Et toi aussi tu découvres cet univers, Sandor ?
Sandor Funtek : Non, moi je suis banlieusard, donc je me suis toujours sapé « street ». Je mettais des Air Max. À l’époque, c’était à cause de cette paire que tu te faisais recaler de boîte et non l’inverse. Donc j’ai toujours trouvé la récup’ logique parce que fatalement c’est lié au hip hop, qui est la musique qui se vend le plus au monde aujourd’hui.
Et justement qu’est-ce que vous pensez du luxe qui s’approprie de plus en plus le style hip hop ? Sachant qu’il n’y a pas si longtemps, des rappeurs comme Kanye West et ses Yeezy, se voyaient refuser des collab avec des marques comme Nike.
Sandor : Je pense que de tout temps, l’idée des marques de luxe que les gens ne peuvent pas se payer vaut aussi pour les autres marques comme Nike qu’ils ne peuvent pas non plus s’offrir. Maintenant, le fait que le luxe s’accapare un peu le truc, d’après moi c’est une suite logique, un business plan évident. Ce n’est ni bien ni mal et, dans l’absolu, je comprends pourquoi ils ont voulu faire ça : ils savent très bien qu’ils vont faire du cash.
Théo : C’est ça, et puis c’est la mode, ça change, en ce moment ça reprend souvent des styles 1970-1980 par exemple.
Vous vous êtes connus grâce au tournage de Suprêmes. Comment vous êtes-vous retrouvés sur ce film ?
Sandor : J’avais vu une annonce sur Facebook. Après on a passé des essais. Audrey Estrougo nous a permis de faire une sorte de stage d’une semaine dans un théâtre où nous étions convoqués tous les jours. Il y avait cinq prétendants à Kool Shen et cinq à JoeyStarr, en mode Un, Dos, Tres. Et tous les jours il fallait chanter, essayer de rapper. Elle essayait d’élaguer un peu au fur et à mesure pour faire ressortir les personnes qui correspondaient le mieux.
Théo : Il y avait une très bonne ambiance, quelque chose de fédérateur, qui nous a rassemblé. Mais il y a toujours quelque chose dans ta tête qui te dit « ils sont gentils mais il faut que ce soit moi ».
Est-ce que vous avez peur d’être éternellement associés à NTM après avoir incarné un telle légende du rap français ?
Théo : On essaie de faire attention à ça, si on nous demande de rapper lors des interviews ou autre, on refuse. Donc ça ne me fait pas particulièrement peur, parce que j’ai confiance. Je sais qu’on va faire d’autres projets, et que si on travaille vraiment et qu’on arrive à convaincre les gens, ça passera.
Pourquoi avez- vous eu envie de jouer dans ce film ?
Sandor : Déjà, parce que ça demande un travail de réel investissement, de composition, un travail de forcené.

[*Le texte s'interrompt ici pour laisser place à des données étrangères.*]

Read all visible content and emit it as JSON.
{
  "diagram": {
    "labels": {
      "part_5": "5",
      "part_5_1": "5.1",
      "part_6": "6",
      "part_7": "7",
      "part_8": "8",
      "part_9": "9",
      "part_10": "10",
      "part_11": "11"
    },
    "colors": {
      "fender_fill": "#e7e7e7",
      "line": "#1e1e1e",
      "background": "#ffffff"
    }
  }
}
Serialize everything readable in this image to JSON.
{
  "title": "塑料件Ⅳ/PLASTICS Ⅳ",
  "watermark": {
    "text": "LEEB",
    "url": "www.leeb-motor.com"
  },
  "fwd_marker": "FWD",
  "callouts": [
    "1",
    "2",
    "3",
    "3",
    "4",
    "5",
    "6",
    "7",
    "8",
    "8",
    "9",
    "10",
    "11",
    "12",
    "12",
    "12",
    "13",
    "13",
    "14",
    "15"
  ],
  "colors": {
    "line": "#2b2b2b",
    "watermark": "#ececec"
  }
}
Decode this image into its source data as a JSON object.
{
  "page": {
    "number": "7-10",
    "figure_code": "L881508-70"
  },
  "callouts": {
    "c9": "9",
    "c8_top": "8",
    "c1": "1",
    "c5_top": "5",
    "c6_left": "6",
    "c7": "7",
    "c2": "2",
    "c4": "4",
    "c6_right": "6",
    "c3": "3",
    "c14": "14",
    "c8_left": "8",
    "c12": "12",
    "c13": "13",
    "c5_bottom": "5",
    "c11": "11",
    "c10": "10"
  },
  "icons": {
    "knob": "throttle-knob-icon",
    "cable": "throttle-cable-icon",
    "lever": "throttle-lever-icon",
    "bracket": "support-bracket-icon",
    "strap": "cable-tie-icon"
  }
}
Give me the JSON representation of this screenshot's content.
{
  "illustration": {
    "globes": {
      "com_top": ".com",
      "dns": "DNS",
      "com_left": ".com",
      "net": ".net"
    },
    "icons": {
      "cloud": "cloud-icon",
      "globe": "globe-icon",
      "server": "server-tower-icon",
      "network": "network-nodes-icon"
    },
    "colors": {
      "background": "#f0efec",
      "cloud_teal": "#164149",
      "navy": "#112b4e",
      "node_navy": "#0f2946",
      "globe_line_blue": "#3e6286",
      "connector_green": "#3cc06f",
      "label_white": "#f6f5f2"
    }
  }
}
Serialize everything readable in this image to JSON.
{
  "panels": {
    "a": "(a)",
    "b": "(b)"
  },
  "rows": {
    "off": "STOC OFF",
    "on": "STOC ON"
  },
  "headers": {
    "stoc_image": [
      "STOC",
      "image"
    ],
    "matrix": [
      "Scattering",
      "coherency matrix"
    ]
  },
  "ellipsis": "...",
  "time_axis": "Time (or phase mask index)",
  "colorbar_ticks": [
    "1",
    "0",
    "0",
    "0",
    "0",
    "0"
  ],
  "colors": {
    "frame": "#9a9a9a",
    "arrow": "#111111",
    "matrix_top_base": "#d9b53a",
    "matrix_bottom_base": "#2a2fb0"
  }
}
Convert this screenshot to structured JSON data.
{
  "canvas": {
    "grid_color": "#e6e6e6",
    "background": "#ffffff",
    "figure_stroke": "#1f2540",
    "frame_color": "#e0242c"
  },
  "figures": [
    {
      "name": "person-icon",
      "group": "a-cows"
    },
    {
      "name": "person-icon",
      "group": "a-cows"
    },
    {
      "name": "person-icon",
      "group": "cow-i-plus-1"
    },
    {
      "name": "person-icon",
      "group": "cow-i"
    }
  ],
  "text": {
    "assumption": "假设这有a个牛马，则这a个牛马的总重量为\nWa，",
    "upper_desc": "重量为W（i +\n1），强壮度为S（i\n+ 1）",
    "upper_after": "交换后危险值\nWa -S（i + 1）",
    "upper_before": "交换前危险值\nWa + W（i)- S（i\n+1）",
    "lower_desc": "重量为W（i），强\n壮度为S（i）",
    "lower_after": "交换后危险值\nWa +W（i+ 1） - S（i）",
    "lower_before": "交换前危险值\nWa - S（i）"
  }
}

Le rôle n’a pas été façonné pour nous. Quand elle nous a casté, nous n’étions pas encore choisis. On savait qu’il y avait un chemin assez long, périlleux, pour arriver où on voulait. C’est-à-dire à un état de ressemblance, de transcendance, pour que n’importe qui puisse y croire. Et c’est ça qui était excitant pour nous.
Est-ce que ça met la pression de jouer deux légendes encore en vie ?
Théo : Oui bien sûr, surtout que je ne connaissais pas forcément toute la disco de NTM, la manière dont ils ont fédéré une génération, etc. Donc quand je m’en suis rendu compte, notamment grâce à Sandor, je me suis dit « ok, c’est plus qu’un rôle en fait ». C’est comme des couches d’oignon. Par exemple, un jour on a fait une impro, on devait faire comme si on entrait en boîte pour voir comment on se comportait. Je me souviens que la prof de danse me disait que je bougeais trop.
Sandor : En fait, il y a des codes à apprendre, une époque à retranscrire. Et au-delà d’être renseigné, il faut que tu aies compris la couleur de cette époque, il faut la vivre. On a appris le langage, la manière de se tenir. Quand on rentrait en boîte ce n’était pas comme aujourd’hui.
Donc toi Théo, tu ne connaissais pas trop NTM avant le film ?
Théo : Non pas trop. Je connaissais de nom, j’ai un pote qui m’avait passé une playlist dans un mp3 et on y trouvait « Qu’est-ce qu’on attend », « Laisse pas traîner ton fils », etc. Donc j’avais un peu écouté mais sur le moment ça m’avait parlé, je m’en souviens.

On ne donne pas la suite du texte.